It defies logic, but that's exactly what happened. It comes down to George Winn, and his production of one of the best seasons ever by a UC running back. He carried the ball 243 times (5th all time) for 1,334 yards (2nd all Time) with 13 Touchdowns (tied 3rd all time). All of those numbers surpassed Pead's totals from his groundbreaking 2012 campaign. Oh and the running game made a great leap forward behind an offensive line that had three first time starters.
George Winn might simply be the best fit for a running back in the zone blocking scheme that UC had in the Butch Jones era. Winn is a one cut and go running back. He doesn't make defenders miss in the hole, if a scheme is defeated by the defense he didn't make something from nothing. What Winn did best was slowly, and methodically wear down defenses. He was the closest thing to a closer that the Bearcats have had since, arguably, Richard Hall or McKleskey.

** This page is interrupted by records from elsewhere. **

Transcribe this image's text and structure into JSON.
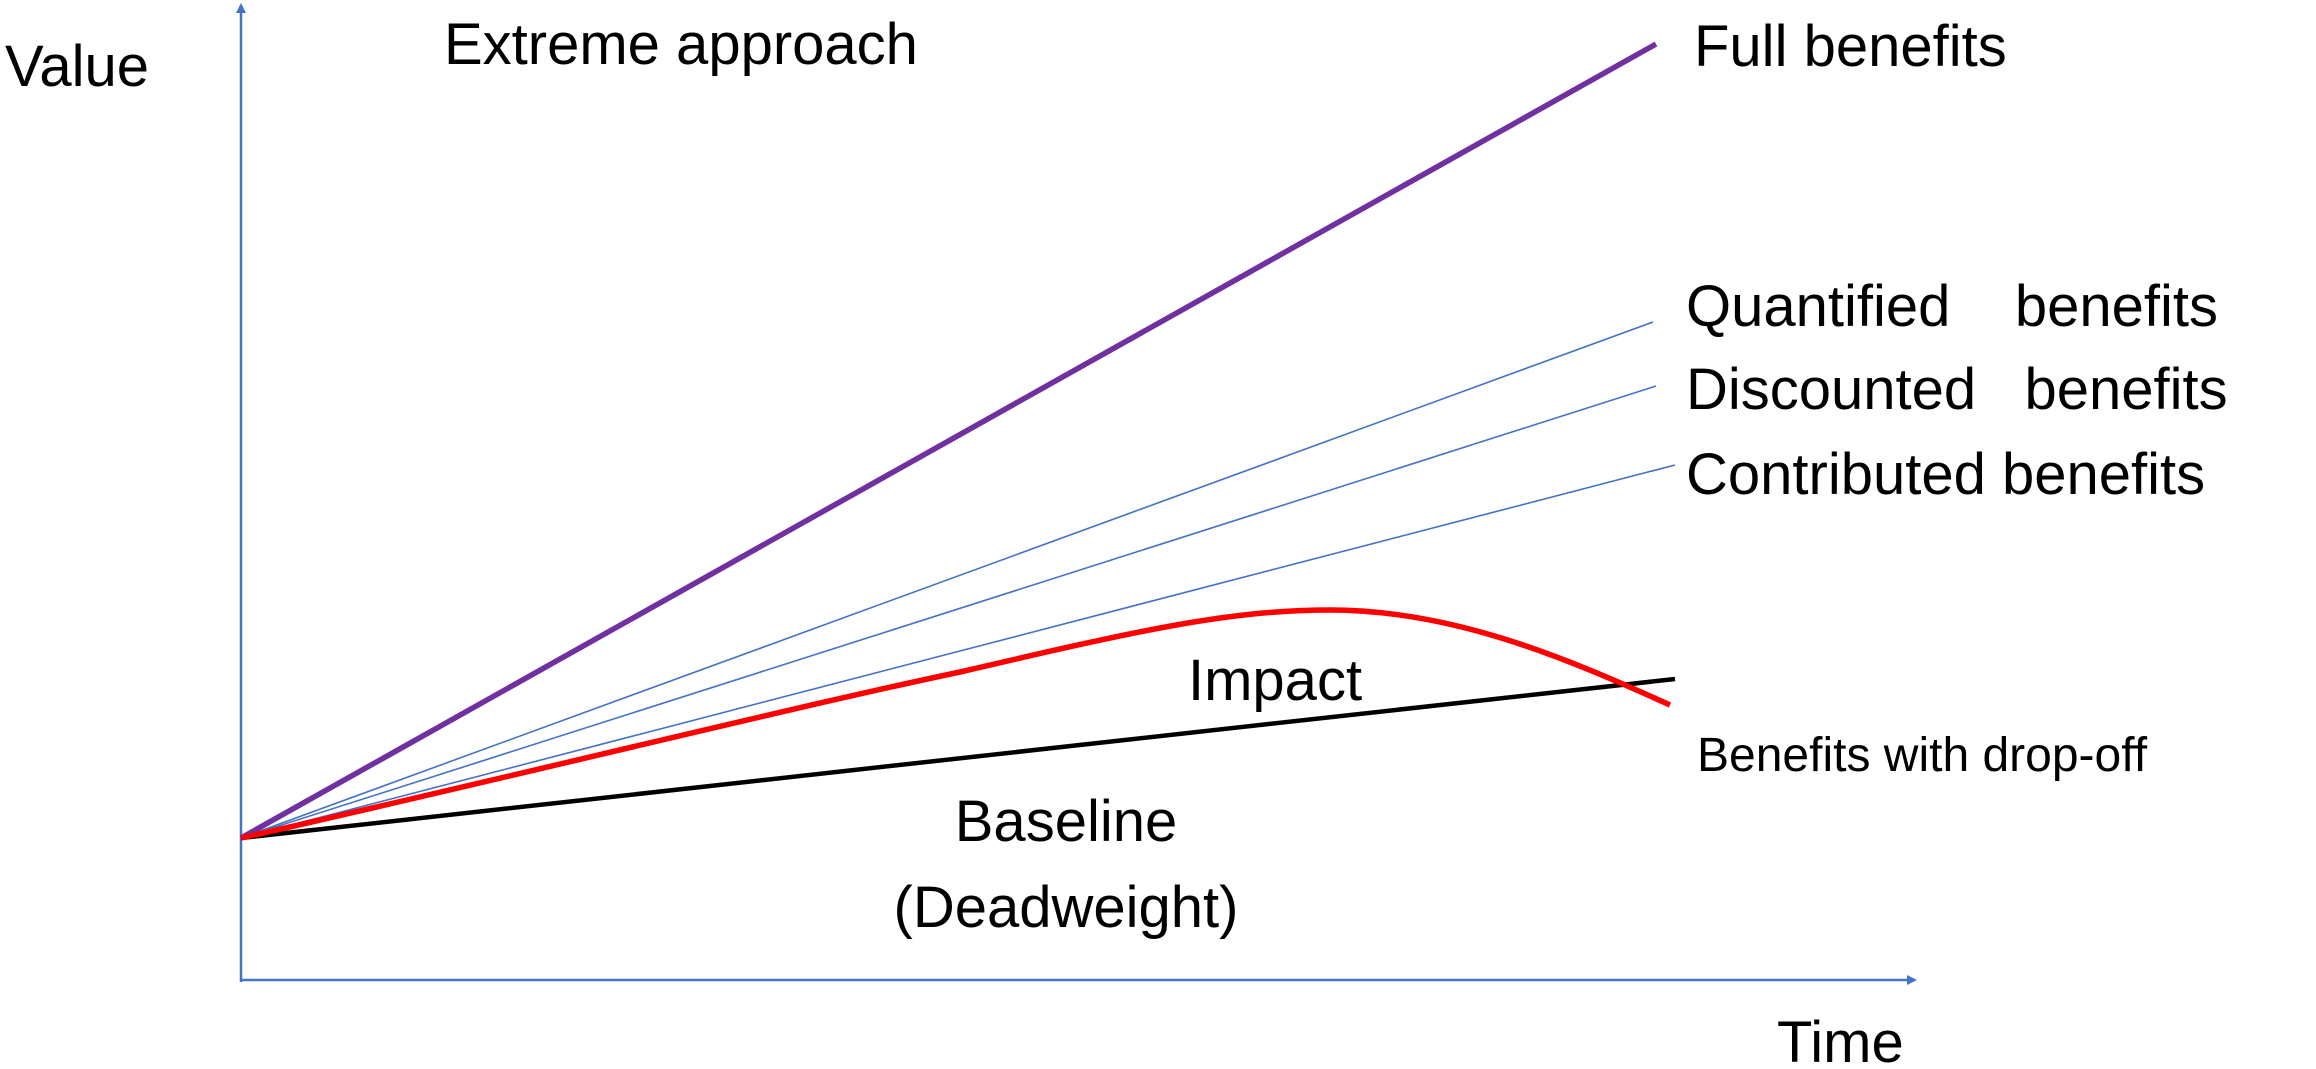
{
  "diagram": {
    "axis_y_label": "Value",
    "axis_x_label": "Time",
    "title": "Extreme approach",
    "lines": {
      "full_benefits": {
        "label": "Full benefits",
        "color": "#7030a0"
      },
      "quantified_benefits": {
        "label": "Quantified    benefits",
        "color": "#4472c4"
      },
      "discounted_benefits": {
        "label": "Discounted   benefits",
        "color": "#4472c4"
      },
      "contributed_benefits": {
        "label": "Contributed benefits",
        "color": "#4472c4"
      },
      "benefits_with_dropoff": {
        "label": "Benefits with drop-off",
        "color": "#ff0000"
      },
      "baseline": {
        "label_line1": "Baseline",
        "label_line2": "(Deadweight)",
        "color": "#000000"
      }
    },
    "region_label_impact": "Impact",
    "axis_color": "#4472c4"
  }
}
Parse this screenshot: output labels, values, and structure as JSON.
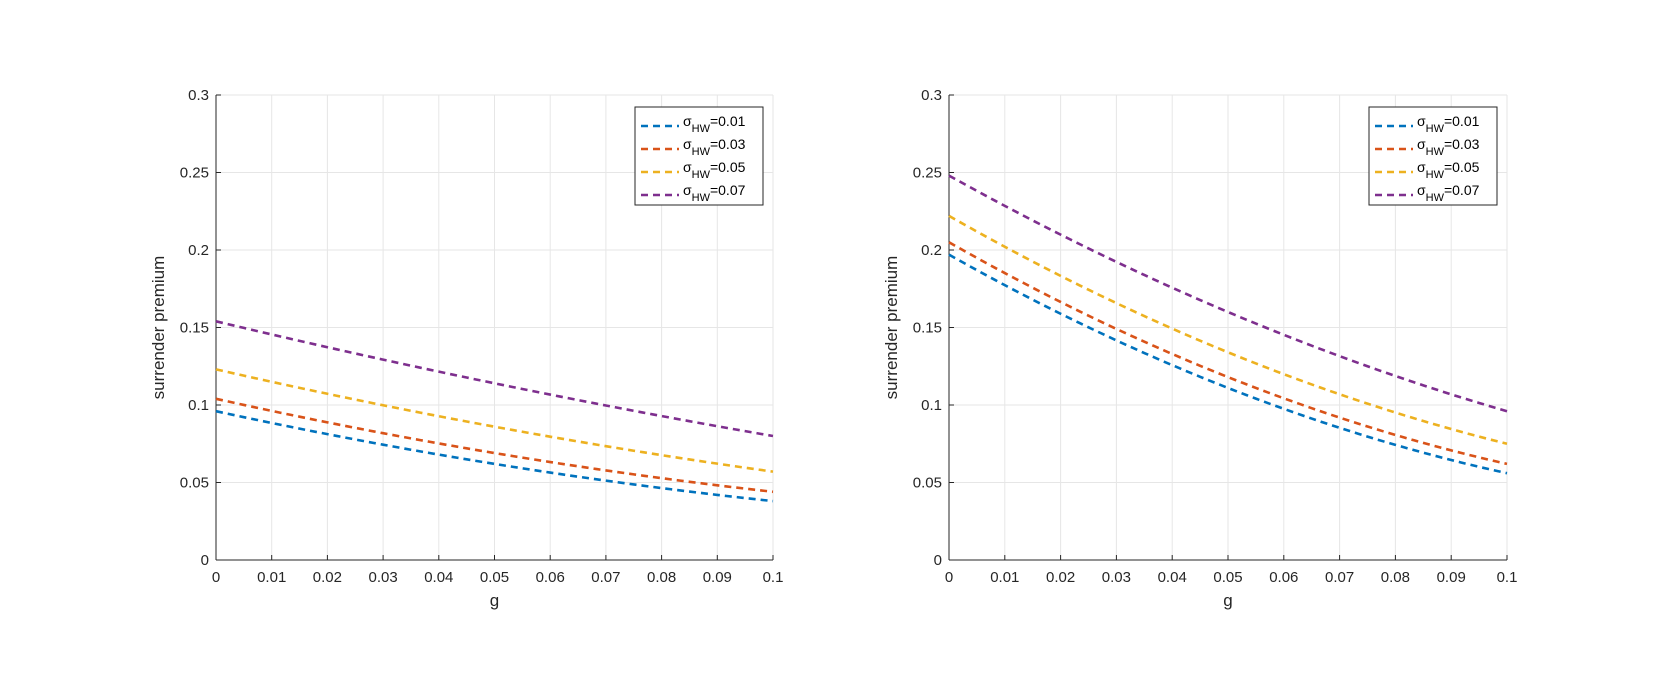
{
  "chart_data": [
    {
      "type": "line",
      "xlabel": "g",
      "ylabel": "surrender premium",
      "xlim": [
        0,
        0.1
      ],
      "ylim": [
        0,
        0.3
      ],
      "xticks": [
        0,
        0.01,
        0.02,
        0.03,
        0.04,
        0.05,
        0.06,
        0.07,
        0.08,
        0.09,
        0.1
      ],
      "xtick_labels": [
        "0",
        "0.01",
        "0.02",
        "0.03",
        "0.04",
        "0.05",
        "0.06",
        "0.07",
        "0.08",
        "0.09",
        "0.1"
      ],
      "yticks": [
        0,
        0.05,
        0.1,
        0.15,
        0.2,
        0.25,
        0.3
      ],
      "ytick_labels": [
        "0",
        "0.05",
        "0.1",
        "0.15",
        "0.2",
        "0.25",
        "0.3"
      ],
      "grid": true,
      "legend_position": "top-right",
      "series": [
        {
          "name": "σHW=0.01",
          "symbol": "σ",
          "sub": "HW",
          "suffix": "=0.01",
          "color": "#0072BD",
          "x": [
            0,
            0.05,
            0.1
          ],
          "y": [
            0.096,
            0.062,
            0.038
          ]
        },
        {
          "name": "σHW=0.03",
          "symbol": "σ",
          "sub": "HW",
          "suffix": "=0.03",
          "color": "#D95319",
          "x": [
            0,
            0.05,
            0.1
          ],
          "y": [
            0.104,
            0.069,
            0.044
          ]
        },
        {
          "name": "σHW=0.05",
          "symbol": "σ",
          "sub": "HW",
          "suffix": "=0.05",
          "color": "#EDB120",
          "x": [
            0,
            0.05,
            0.1
          ],
          "y": [
            0.123,
            0.086,
            0.057
          ]
        },
        {
          "name": "σHW=0.07",
          "symbol": "σ",
          "sub": "HW",
          "suffix": "=0.07",
          "color": "#7E2F8E",
          "x": [
            0,
            0.05,
            0.1
          ],
          "y": [
            0.154,
            0.114,
            0.08
          ]
        }
      ]
    },
    {
      "type": "line",
      "xlabel": "g",
      "ylabel": "surrender premium",
      "xlim": [
        0,
        0.1
      ],
      "ylim": [
        0,
        0.3
      ],
      "xticks": [
        0,
        0.01,
        0.02,
        0.03,
        0.04,
        0.05,
        0.06,
        0.07,
        0.08,
        0.09,
        0.1
      ],
      "xtick_labels": [
        "0",
        "0.01",
        "0.02",
        "0.03",
        "0.04",
        "0.05",
        "0.06",
        "0.07",
        "0.08",
        "0.09",
        "0.1"
      ],
      "yticks": [
        0,
        0.05,
        0.1,
        0.15,
        0.2,
        0.25,
        0.3
      ],
      "ytick_labels": [
        "0",
        "0.05",
        "0.1",
        "0.15",
        "0.2",
        "0.25",
        "0.3"
      ],
      "grid": true,
      "legend_position": "top-right",
      "series": [
        {
          "name": "σHW=0.01",
          "symbol": "σ",
          "sub": "HW",
          "suffix": "=0.01",
          "color": "#0072BD",
          "x": [
            0,
            0.05,
            0.1
          ],
          "y": [
            0.197,
            0.111,
            0.056
          ]
        },
        {
          "name": "σHW=0.03",
          "symbol": "σ",
          "sub": "HW",
          "suffix": "=0.03",
          "color": "#D95319",
          "x": [
            0,
            0.05,
            0.1
          ],
          "y": [
            0.205,
            0.118,
            0.062
          ]
        },
        {
          "name": "σHW=0.05",
          "symbol": "σ",
          "sub": "HW",
          "suffix": "=0.05",
          "color": "#EDB120",
          "x": [
            0,
            0.05,
            0.1
          ],
          "y": [
            0.222,
            0.134,
            0.075
          ]
        },
        {
          "name": "σHW=0.07",
          "symbol": "σ",
          "sub": "HW",
          "suffix": "=0.07",
          "color": "#7E2F8E",
          "x": [
            0,
            0.05,
            0.1
          ],
          "y": [
            0.248,
            0.16,
            0.096
          ]
        }
      ]
    }
  ]
}
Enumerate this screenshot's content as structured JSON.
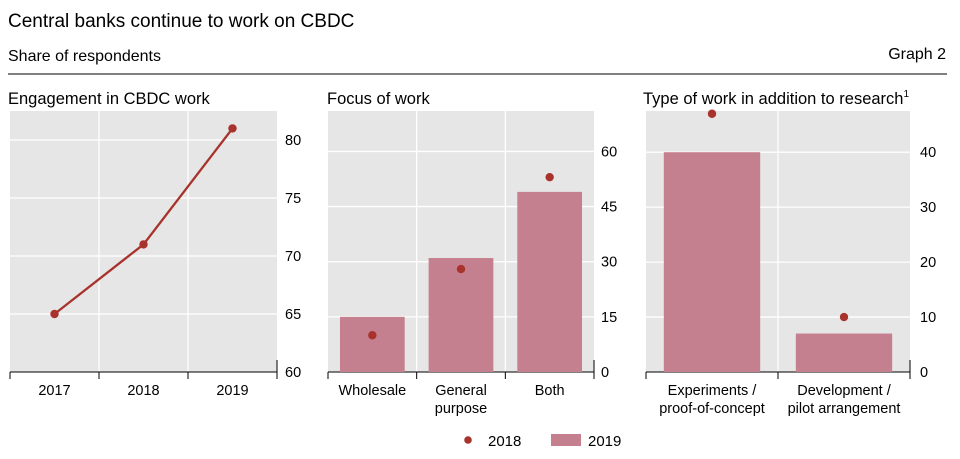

What Winn did best, and what running backs have, for the most part failed to do during the Bearcats spread era, is wear on defenses as the game progresses. Winn however was at his best in the third and fourth quarters. 8 of his 13 TD's came in the second half. He ran for 21 first downs in the fourth quarter, more than in any other period. Perhaps my favorite stat of them all is this; in situations where the Bearcats were up my 15 or more points Winn averaged 6.9 yards per carry. Winn didn't just close games out. That doesn't really encompass all that he did this year. It would be more accurate to say that he ground opposing defenses into submission.
Whats interesting about his season looking back on it from the perspective of July was how he changed the narrative. It was assumed, certainly by myself and probably others. That George Winn was a placeholder for the younger, more agile, more talented backs on the roster. That eventually he would cede the reigns of the position to another, younger back, like Jameel Poteat or even one of the freshmen. After the Pitt game the gameplan changed. Winn was the feature back, and Ralph David Abernathy IV would be his main running mate.
In retrospect that was the correct decision. RDA4 brought a lot to the offense because he was such a good compliment to Winn. After battling a Rinoceros in shoulder pads for a few series, defenses would then have to go chase a cheetah around, with predictable results. Quatro touched the ball 97 times from scrimmage and scored 7 TD's, the average length of his touchdowns was 28 yards. It goes without saying, but that is phenomenal efficiency.
The combination of Abernathy and Winn, while never explicitly the plan, served the Bearcats very well in 2013. The variation in the styles of those two backs made game planning for the Bearcats running game very difficult for opposing defensive coordinators.